Me, although I love overclocking, and I run 24/7 overclocks for my distributed-computing rigs, I still have issues with continous uptime past 1 month. Either I get a bluescreen or a reboot. (Remains to be see whether I will still have that problem, with my new 1200VA/720W AVR UPS unit. So far so good.)

So for my fileserver, and WHS boxes (yet to be built), I'm not going to overclock them. I want 100% continous 24/7 uptime on those boxes.
 
None of ours have options in the BIOS to o/c and there's no way I'd try pulling chips and covering pads! It's bad enough to have a normal operation interrupt the server let alone to have another point of failure be added due to system instability! If speed is paramount we'd just factor in the cost on the build and be done with it.
 
Aigo BSEL-modded a LGA771 chip before. If I have a server, I want it 24/7/365 stable, minus software updates and such. If it's for personal use and you don't mind the risk of data corruption, it's fine, but for any commercial servers it's a big NO.
 
I OCed a server well file server with the help of clock gen many years ago like in 04-05.

The server was a x86 based file server at the local office. The system used dual P3's and i think a Asus Mb the OC was fairly simple i went from 9xxMhz to 1 Ghz with a voltage increase and changing the fsb with the clock gen program. I think it could be done via the BIOS also but the system admin did not let me fiddle with the BIOS he just increased the voltage.
 
OCing a server is just asking to be fired... even if you do it perfectly, when some idiot breaks something he will blame the OC rather then taking the blame for it himself. And who do you think the bigwigs who know jack about PCs will fire?
 
What would you have to gain by OCing a server ? Wouldn't performance pretty much be limited by I/O - which gains little if any, by OCing ?
 
Originally posted by: Diogenes2
What would you have to gain by OCing a server ? Wouldn't performance pretty much be limited by I/O - which gains little if any, by OCing ?

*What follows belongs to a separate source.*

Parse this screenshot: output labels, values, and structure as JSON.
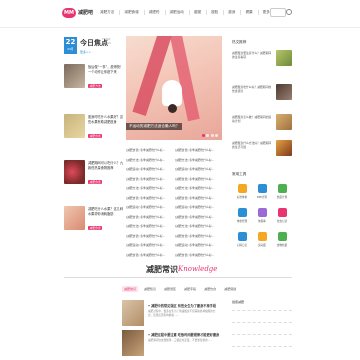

Depends what kind of server it is.
 
I've done it during burn in on a couple file servers in the past. In a business environment drop the extra $200 for a clock increase if you need it. If your business can't afford an extra 500mhz worth of CPU you're in need of more than that.
 
If im not mistaken wont most server boards block that sort of thing? I dont think ive ever looked into the bios for Ocing on my server here.
 
Originally posted by: PCTC2
Aigo BSEL-modded a LGA771 chip before. If I have a server, I want it 24/7/365 stable, minus software updates and such. If it's for personal use and you don't mind the risk of data corruption, it's fine, but for any commercial servers it's a big NO.

This.

Afaik it's the only way to OC a servercpu on a server motherboard.
 
My main rig atm is an Asus k8ndl with 2 opteron 275s oc'd to 2550MHz (stock is 2200), you can set fsb in bios but it won't boot over 215 so the rest has to be done in windows.

What sucks is 3 of the cores are stable at 3GHz+ while the one will fail Prime95 instantly at 2.8GHz.

 
I've only overclocked personal servers. A memorable one was my bloodyfist.net web/email/quake3 server. It was an AMD K6-266 overclocked to 300MHz. Ran for years... then stopped working but we left it powered up because we couldn't be bothered to mess with it, LOL. 😱 Eventually (after around 4 years) we pulled it to find out what was wrong with it. HDD was dead and some fans were dead, but the rest of it was fine.

Currently I have a mobile P4 in a desktop board for a server. Chip is 1.5GHz, undervolted and overclocked to around 1.9GHz. It is my print/file/router/torrent/vent/whatever server. Built it around end of 2005.
 
Is it just me or do u guys also think that old tech servers were simpler to OC like in my case than most of the new systems and sub systems now a days??